What do you think? Are you hopeful that RIM will address these issues with BlackBerry 6 and with releases before DevCon? I am counting on them to turn this around!

9 total comments on this postSubmit your comment!
  1. Guys, guys! Get over it! Yes, it will take longer to develop BlackBerry apps because of signing & because of the tighter security model. Yes, perhaps the SDK needs work, and that can always be improved! But in the longer term, as smartphones continue to grow in popularity, they will be the main source of personal identity theft attacks rather than PCs. Most people dump their brains to their personal smartphones (banking info, passwords to websites, and other key personal data) making them targets for identify theft. This is why I use a BlackBerry! The security model is far superior to iOS and Android. Apps may be easier to write for these platforms, but when malware becomes rampant in the coming months and years, people will be embracing the more secure BlackBerry. For Apple and Google, it won’t be easy to create a good security model later without having a major re-write on all the existing apps!

  2. I use Poynt and Urban Spoon, but honestly Poynt is best for Movies, and Urban Spoon is a more fun app for eating out. I recommend both to everyone.

  3. For BlackBerry you have to code each visual element/transistion etc. (which can be thousands of lines of code). That is what adds to the development length. Apple’s SDK is more robust for visual elements. Also why every application looks the same. Not too sure about Android though as I haven’t played with it. But the underlying code on Android is Java as well. So same shit different day. Problem is that the BB JDE visual elements that are provided in each iteration of the JDE are not backward compatible. So even if RIM came out with awesome OOB visual elements in JDE 6, you can’t run them on any other device. Hopefully, they will release some visual element libraries for older devices. They talked about it at Devcon and WES.

  4. One other thing to note. The urbanspoon application is nothing but a toy. This once again reinforces the difference is user bases.
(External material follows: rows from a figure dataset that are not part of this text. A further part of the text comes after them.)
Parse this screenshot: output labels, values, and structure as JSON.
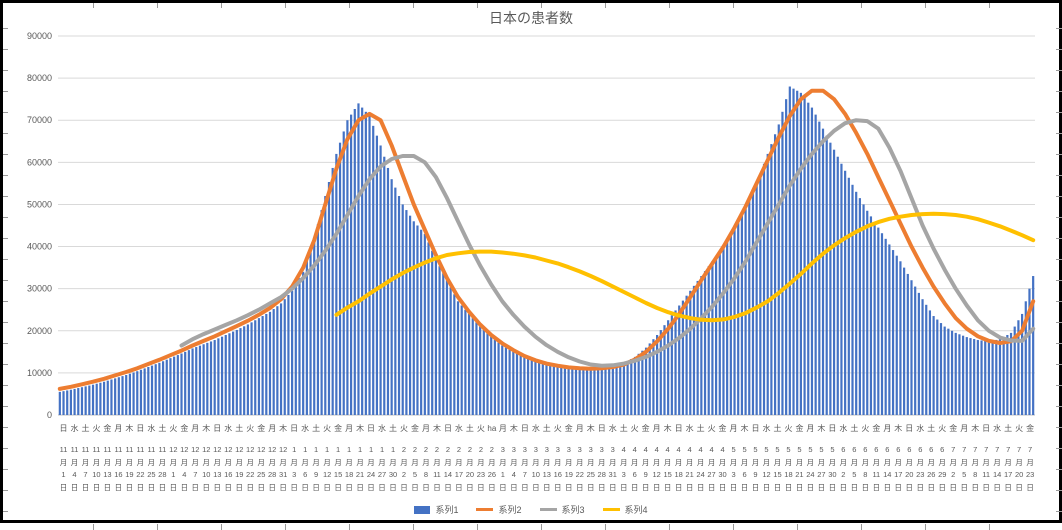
{
  "chart_data": {
    "type": "combo",
    "title": "日本の患者数",
    "legend_position": "bottom",
    "gridlines": "horizontal",
    "axis": {
      "y_min": 0,
      "y_max": 90000,
      "y_step": 10000
    },
    "x_label_units": {
      "month": "月",
      "day": "日"
    },
    "x_sampling": "category labels every 3 days; bars plotted daily",
    "anomalies": [
      "x-axis label for 2月26日 shows 'ha' instead of the weekday character"
    ],
    "categories": [
      [
        "日",
        "11",
        "1"
      ],
      [
        "水",
        "11",
        "4"
      ],
      [
        "土",
        "11",
        "7"
      ],
      [
        "火",
        "11",
        "10"
      ],
      [
        "金",
        "11",
        "13"
      ],
      [
        "月",
        "11",
        "16"
      ],
      [
        "木",
        "11",
        "19"
      ],
      [
        "日",
        "11",
        "22"
      ],
      [
        "水",
        "11",
        "25"
      ],
      [
        "土",
        "11",
        "28"
      ],
      [
        "火",
        "12",
        "1"
      ],
      [
        "金",
        "12",
        "4"
      ],
      [
        "月",
        "12",
        "7"
      ],
      [
        "木",
        "12",
        "10"
      ],
      [
        "日",
        "12",
        "13"
      ],
      [
        "水",
        "12",
        "16"
      ],
      [
        "土",
        "12",
        "19"
      ],
      [
        "火",
        "12",
        "22"
      ],
      [
        "金",
        "12",
        "25"
      ],
      [
        "月",
        "12",
        "28"
      ],
      [
        "木",
        "12",
        "31"
      ],
      [
        "日",
        "1",
        "3"
      ],
      [
        "水",
        "1",
        "6"
      ],
      [
        "土",
        "1",
        "9"
      ],
      [
        "火",
        "1",
        "12"
      ],
      [
        "金",
        "1",
        "15"
      ],
      [
        "月",
        "1",
        "18"
      ],
      [
        "木",
        "1",
        "21"
      ],
      [
        "日",
        "1",
        "24"
      ],
      [
        "水",
        "1",
        "27"
      ],
      [
        "土",
        "1",
        "30"
      ],
      [
        "火",
        "2",
        "2"
      ],
      [
        "金",
        "2",
        "5"
      ],
      [
        "月",
        "2",
        "8"
      ],
      [
        "木",
        "2",
        "11"
      ],
      [
        "日",
        "2",
        "14"
      ],
      [
        "水",
        "2",
        "17"
      ],
      [
        "土",
        "2",
        "20"
      ],
      [
        "火",
        "2",
        "23"
      ],
      [
        "ha",
        "2",
        "26"
      ],
      [
        "月",
        "3",
        "1"
      ],
      [
        "木",
        "3",
        "4"
      ],
      [
        "日",
        "3",
        "7"
      ],
      [
        "水",
        "3",
        "10"
      ],
      [
        "土",
        "3",
        "13"
      ],
      [
        "火",
        "3",
        "16"
      ],
      [
        "金",
        "3",
        "19"
      ],
      [
        "月",
        "3",
        "22"
      ],
      [
        "木",
        "3",
        "25"
      ],
      [
        "日",
        "3",
        "28"
      ],
      [
        "水",
        "3",
        "31"
      ],
      [
        "土",
        "4",
        "3"
      ],
      [
        "火",
        "4",
        "6"
      ],
      [
        "金",
        "4",
        "9"
      ],
      [
        "月",
        "4",
        "12"
      ],
      [
        "木",
        "4",
        "15"
      ],
      [
        "日",
        "4",
        "18"
      ],
      [
        "水",
        "4",
        "21"
      ],
      [
        "土",
        "4",
        "24"
      ],
      [
        "火",
        "4",
        "27"
      ],
      [
        "金",
        "4",
        "30"
      ],
      [
        "月",
        "5",
        "3"
      ],
      [
        "木",
        "5",
        "6"
      ],
      [
        "日",
        "5",
        "9"
      ],
      [
        "水",
        "5",
        "12"
      ],
      [
        "土",
        "5",
        "15"
      ],
      [
        "火",
        "5",
        "18"
      ],
      [
        "金",
        "5",
        "21"
      ],
      [
        "月",
        "5",
        "24"
      ],
      [
        "木",
        "5",
        "27"
      ],
      [
        "日",
        "5",
        "30"
      ],
      [
        "水",
        "6",
        "2"
      ],
      [
        "土",
        "6",
        "5"
      ],
      [
        "火",
        "6",
        "8"
      ],
      [
        "金",
        "6",
        "11"
      ],
      [
        "月",
        "6",
        "14"
      ],
      [
        "木",
        "6",
        "17"
      ],
      [
        "日",
        "6",
        "20"
      ],
      [
        "水",
        "6",
        "23"
      ],
      [
        "土",
        "6",
        "26"
      ],
      [
        "火",
        "6",
        "29"
      ],
      [
        "金",
        "7",
        "2"
      ],
      [
        "月",
        "7",
        "5"
      ],
      [
        "木",
        "7",
        "8"
      ],
      [
        "日",
        "7",
        "11"
      ],
      [
        "水",
        "7",
        "14"
      ],
      [
        "土",
        "7",
        "17"
      ],
      [
        "火",
        "7",
        "20"
      ],
      [
        "金",
        "7",
        "23"
      ]
    ],
    "series": [
      {
        "name": "系列1",
        "type": "bar",
        "color": "#4472C4",
        "values": [
          5500,
          6000,
          6600,
          7200,
          7900,
          8700,
          9500,
          10400,
          11400,
          12400,
          13500,
          14600,
          15800,
          16800,
          17800,
          19000,
          20200,
          21500,
          23000,
          24500,
          26500,
          29500,
          34000,
          42000,
          52000,
          62000,
          70000,
          74000,
          71000,
          64000,
          56000,
          50000,
          46000,
          43000,
          37000,
          32000,
          27000,
          24000,
          21000,
          18600,
          16500,
          15000,
          13800,
          13000,
          12300,
          11800,
          11400,
          11200,
          11000,
          11100,
          11500,
          12300,
          13800,
          16000,
          19000,
          22500,
          26000,
          29500,
          33000,
          36500,
          40000,
          44000,
          49000,
          55000,
          62000,
          69000,
          78000,
          76500,
          73000,
          68000,
          63000,
          58000,
          53000,
          48500,
          44500,
          40500,
          36500,
          32000,
          27500,
          23500,
          21000,
          19500,
          18500,
          17800,
          17500,
          18000,
          19500,
          24000,
          33000
        ]
      },
      {
        "name": "系列2",
        "type": "line",
        "color": "#ED7D31",
        "values": [
          6200,
          6700,
          7300,
          7900,
          8600,
          9400,
          10200,
          11100,
          12100,
          13100,
          14200,
          15300,
          16500,
          17600,
          18700,
          19900,
          21100,
          22400,
          23800,
          25400,
          27500,
          30500,
          35000,
          41500,
          50000,
          58500,
          65500,
          70000,
          71500,
          70000,
          64000,
          57000,
          50000,
          44000,
          38000,
          32500,
          28000,
          24500,
          21500,
          19000,
          17000,
          15400,
          14000,
          13000,
          12200,
          11700,
          11300,
          11100,
          11000,
          11100,
          11400,
          12000,
          13200,
          15000,
          17500,
          20500,
          24000,
          28000,
          32000,
          36000,
          40000,
          44500,
          49500,
          55000,
          60500,
          66000,
          71000,
          75000,
          77000,
          77000,
          75000,
          71500,
          67000,
          62000,
          56500,
          51000,
          45500,
          40000,
          35000,
          30500,
          26500,
          23000,
          20500,
          18700,
          17600,
          17100,
          17500,
          20000,
          27000
        ]
      },
      {
        "name": "系列3",
        "type": "line",
        "color": "#A5A5A5",
        "values": [
          null,
          null,
          null,
          null,
          null,
          null,
          null,
          null,
          null,
          null,
          null,
          16500,
          18000,
          19200,
          20300,
          21400,
          22500,
          23700,
          25000,
          26500,
          28000,
          30000,
          32500,
          35500,
          39000,
          43000,
          47500,
          52000,
          56000,
          59000,
          60800,
          61500,
          61500,
          60000,
          56500,
          51500,
          46000,
          40500,
          35500,
          31000,
          27000,
          23800,
          21000,
          18600,
          16600,
          15000,
          13700,
          12700,
          12000,
          11700,
          11800,
          12200,
          12900,
          13800,
          15000,
          16500,
          18300,
          20500,
          23000,
          25800,
          29000,
          32500,
          36500,
          41000,
          45500,
          50000,
          54500,
          58500,
          62000,
          65000,
          67500,
          69300,
          70000,
          69800,
          68000,
          63500,
          58000,
          51500,
          45000,
          39500,
          34500,
          30000,
          26000,
          22500,
          20000,
          18400,
          17700,
          17600,
          20500
        ]
      },
      {
        "name": "系列4",
        "type": "line",
        "color": "#FFC000",
        "values": [
          null,
          null,
          null,
          null,
          null,
          null,
          null,
          null,
          null,
          null,
          null,
          null,
          null,
          null,
          null,
          null,
          null,
          null,
          null,
          null,
          null,
          null,
          null,
          null,
          null,
          23800,
          25500,
          27000,
          28800,
          30500,
          32200,
          33700,
          35000,
          36200,
          37200,
          38000,
          38400,
          38700,
          38800,
          38800,
          38600,
          38300,
          37900,
          37400,
          36700,
          36000,
          35100,
          34100,
          33000,
          31800,
          30500,
          29200,
          27900,
          26600,
          25400,
          24400,
          23600,
          23000,
          22600,
          22500,
          22700,
          23300,
          24200,
          25500,
          27000,
          29000,
          31200,
          33500,
          36000,
          38300,
          40300,
          42000,
          43500,
          44800,
          45800,
          46600,
          47100,
          47500,
          47700,
          47800,
          47700,
          47500,
          47100,
          46500,
          45700,
          44800,
          43800,
          42700,
          41500
        ]
      }
    ]
  }
}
I would rather use Yelp (or Poynt) over it any day.

    • I agree with this statement 100%. The fact that Urbanspoon is a big thing on the iPhone is more a commentary on the different types of people each platform attracts.
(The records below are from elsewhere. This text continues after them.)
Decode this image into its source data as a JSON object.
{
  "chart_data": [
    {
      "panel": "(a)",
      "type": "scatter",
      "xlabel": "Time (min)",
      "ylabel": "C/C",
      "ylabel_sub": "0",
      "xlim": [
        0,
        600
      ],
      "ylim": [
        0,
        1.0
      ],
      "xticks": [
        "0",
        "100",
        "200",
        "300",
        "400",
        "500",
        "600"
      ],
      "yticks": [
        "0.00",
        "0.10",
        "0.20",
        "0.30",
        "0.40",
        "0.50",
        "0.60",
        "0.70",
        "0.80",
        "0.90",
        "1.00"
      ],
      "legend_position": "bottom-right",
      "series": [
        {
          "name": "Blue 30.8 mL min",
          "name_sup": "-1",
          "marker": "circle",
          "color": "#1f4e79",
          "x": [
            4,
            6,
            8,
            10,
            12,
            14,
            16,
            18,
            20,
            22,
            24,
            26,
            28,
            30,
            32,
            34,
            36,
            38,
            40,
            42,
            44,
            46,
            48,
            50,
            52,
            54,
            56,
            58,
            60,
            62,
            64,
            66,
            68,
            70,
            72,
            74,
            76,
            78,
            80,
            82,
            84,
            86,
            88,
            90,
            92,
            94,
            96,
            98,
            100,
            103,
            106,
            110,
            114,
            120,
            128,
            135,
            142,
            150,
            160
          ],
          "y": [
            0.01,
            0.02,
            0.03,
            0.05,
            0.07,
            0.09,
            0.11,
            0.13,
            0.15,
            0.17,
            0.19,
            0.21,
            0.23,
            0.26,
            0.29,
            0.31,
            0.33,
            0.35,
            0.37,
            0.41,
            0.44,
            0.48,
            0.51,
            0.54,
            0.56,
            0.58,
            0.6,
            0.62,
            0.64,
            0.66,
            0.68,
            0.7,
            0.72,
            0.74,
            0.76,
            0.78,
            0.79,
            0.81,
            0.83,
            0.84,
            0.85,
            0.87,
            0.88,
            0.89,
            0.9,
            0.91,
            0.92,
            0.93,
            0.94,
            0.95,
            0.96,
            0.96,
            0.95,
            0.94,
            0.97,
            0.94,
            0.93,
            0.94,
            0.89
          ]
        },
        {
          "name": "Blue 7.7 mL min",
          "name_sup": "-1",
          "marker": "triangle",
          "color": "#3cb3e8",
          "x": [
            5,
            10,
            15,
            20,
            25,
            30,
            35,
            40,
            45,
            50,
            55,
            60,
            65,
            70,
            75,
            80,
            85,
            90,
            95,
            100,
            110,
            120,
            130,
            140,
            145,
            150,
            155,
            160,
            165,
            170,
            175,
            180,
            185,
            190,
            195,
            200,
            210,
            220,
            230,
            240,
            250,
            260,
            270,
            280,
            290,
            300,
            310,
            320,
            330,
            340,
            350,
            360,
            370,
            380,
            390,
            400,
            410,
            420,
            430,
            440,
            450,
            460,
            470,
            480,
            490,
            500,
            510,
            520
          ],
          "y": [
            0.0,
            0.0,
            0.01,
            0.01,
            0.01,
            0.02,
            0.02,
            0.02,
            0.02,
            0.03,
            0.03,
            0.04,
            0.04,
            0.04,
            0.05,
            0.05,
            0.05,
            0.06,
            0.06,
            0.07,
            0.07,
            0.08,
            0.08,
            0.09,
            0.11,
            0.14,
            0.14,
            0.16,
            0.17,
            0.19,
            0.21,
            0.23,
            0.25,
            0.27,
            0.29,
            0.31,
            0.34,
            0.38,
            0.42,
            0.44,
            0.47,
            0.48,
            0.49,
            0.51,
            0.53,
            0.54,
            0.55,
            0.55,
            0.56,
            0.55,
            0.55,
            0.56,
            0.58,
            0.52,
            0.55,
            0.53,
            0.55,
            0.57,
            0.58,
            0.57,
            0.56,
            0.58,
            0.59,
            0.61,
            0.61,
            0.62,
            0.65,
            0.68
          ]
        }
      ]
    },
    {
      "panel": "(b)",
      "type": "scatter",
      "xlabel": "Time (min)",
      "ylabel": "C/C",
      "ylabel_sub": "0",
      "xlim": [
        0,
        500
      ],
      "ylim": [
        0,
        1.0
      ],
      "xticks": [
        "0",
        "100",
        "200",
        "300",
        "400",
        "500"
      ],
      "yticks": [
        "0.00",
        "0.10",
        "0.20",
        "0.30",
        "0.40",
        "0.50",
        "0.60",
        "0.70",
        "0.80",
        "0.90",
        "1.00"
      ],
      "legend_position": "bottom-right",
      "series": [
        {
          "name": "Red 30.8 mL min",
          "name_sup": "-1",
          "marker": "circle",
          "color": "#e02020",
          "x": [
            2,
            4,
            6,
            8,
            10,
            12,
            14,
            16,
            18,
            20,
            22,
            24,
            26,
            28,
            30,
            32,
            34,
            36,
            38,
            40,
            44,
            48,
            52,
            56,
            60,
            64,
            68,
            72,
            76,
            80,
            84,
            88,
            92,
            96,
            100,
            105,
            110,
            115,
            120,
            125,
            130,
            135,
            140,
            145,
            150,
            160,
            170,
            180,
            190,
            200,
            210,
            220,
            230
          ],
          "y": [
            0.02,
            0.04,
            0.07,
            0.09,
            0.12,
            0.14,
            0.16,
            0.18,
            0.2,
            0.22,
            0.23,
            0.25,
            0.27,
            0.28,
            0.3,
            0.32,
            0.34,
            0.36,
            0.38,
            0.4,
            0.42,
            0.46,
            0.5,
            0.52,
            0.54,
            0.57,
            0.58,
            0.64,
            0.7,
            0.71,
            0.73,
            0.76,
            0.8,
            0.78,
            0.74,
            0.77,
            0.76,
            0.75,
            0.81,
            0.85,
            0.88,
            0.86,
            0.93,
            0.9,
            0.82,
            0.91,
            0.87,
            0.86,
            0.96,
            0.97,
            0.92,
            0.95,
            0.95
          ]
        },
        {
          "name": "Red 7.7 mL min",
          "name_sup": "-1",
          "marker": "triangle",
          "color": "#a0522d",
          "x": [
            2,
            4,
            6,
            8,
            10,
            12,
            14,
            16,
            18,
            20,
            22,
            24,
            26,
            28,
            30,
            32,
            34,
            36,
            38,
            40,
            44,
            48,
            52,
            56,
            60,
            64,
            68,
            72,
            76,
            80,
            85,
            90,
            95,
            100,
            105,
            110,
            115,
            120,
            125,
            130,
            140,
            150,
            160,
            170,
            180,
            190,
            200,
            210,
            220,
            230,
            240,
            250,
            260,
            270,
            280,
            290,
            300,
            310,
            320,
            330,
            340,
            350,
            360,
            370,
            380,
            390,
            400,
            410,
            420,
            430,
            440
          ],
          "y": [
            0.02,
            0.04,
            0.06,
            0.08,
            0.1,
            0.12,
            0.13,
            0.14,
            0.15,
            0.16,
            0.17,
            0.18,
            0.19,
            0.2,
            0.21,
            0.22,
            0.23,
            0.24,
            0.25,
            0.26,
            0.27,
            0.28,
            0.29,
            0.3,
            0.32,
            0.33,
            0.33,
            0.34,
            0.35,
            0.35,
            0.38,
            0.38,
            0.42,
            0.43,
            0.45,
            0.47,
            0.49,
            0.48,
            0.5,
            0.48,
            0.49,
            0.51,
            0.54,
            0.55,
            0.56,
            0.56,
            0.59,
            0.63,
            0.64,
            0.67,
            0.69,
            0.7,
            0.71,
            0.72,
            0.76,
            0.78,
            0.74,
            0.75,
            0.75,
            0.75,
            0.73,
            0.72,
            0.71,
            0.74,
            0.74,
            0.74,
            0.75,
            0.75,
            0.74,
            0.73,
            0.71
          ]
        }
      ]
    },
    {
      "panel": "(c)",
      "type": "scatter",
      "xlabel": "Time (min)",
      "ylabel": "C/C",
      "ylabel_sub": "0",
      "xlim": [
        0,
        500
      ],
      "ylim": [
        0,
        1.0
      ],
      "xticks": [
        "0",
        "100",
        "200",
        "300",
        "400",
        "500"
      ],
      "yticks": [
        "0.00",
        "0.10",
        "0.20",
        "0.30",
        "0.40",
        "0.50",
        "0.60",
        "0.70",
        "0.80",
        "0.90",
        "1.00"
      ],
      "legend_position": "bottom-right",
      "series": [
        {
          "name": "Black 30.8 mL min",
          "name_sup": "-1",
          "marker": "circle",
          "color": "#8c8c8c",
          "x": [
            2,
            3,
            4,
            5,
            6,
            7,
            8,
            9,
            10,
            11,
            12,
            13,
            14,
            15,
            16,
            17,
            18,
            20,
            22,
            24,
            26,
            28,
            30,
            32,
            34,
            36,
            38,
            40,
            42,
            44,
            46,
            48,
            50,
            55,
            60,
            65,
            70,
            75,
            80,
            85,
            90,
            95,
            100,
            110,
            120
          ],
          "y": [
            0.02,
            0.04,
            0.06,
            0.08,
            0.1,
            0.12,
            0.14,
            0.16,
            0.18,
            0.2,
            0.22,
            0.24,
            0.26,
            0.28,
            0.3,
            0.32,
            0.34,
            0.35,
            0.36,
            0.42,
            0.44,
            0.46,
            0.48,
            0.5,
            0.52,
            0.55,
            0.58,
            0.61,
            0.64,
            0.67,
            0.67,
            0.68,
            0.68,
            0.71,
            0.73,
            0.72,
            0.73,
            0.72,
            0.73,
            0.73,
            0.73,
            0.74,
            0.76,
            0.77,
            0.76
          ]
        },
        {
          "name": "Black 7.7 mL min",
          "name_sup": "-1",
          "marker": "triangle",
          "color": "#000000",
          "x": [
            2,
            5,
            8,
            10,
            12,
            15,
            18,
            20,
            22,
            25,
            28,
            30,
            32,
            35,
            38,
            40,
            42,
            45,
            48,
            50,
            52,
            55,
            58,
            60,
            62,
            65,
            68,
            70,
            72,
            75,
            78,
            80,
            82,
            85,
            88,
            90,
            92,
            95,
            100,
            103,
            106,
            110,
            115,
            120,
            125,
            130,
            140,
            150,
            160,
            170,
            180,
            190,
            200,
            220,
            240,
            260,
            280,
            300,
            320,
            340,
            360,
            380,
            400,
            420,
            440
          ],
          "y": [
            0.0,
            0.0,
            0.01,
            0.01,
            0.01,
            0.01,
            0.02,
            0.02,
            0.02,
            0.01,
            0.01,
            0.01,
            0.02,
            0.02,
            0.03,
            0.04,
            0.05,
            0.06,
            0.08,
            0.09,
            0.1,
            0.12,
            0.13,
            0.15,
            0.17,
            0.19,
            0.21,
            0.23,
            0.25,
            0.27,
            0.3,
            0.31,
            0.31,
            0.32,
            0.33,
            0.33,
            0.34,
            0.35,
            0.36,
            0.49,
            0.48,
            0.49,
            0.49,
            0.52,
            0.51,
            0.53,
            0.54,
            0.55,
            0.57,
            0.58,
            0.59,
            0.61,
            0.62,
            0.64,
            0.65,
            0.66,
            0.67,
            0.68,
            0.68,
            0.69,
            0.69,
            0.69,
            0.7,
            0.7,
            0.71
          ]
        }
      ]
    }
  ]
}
  5. Exactly. Plus in 95% of the country, UrbanSpoon is worthless.

    Still, RIM does need to make it much easier for developers. The window has been opened by Apple, enforcing use of only Apple tools for developers and denying cross-platform developed apps has left many devs looking around. Too bad BlackBerry really hs nothing to offer but a larger user base that it will take them much more effort to reach.

    from my BlackBerry Storm…

  6. I don’t think Urbanspoon is crap because of the blackberry DE, it’s crap because the features are lacking and it’s usefulness and how well it works are questionable….

    That said, the blackberry DE is confusing and hard to use. They need to get rid of midlet api’s completely. The whole RIM api/midlet api thing is confusing as hell…. The dual sound playback on CDMA devices needs to be addressed also.

  7. I cannot count how many times I’ve seen an article like this from BB websites. I used to be a fan. No more. Droid, here I come. RIM is dying. The phones are pathetic in terms of applications and social function. E-mail is great. Keyboards too. That’s it.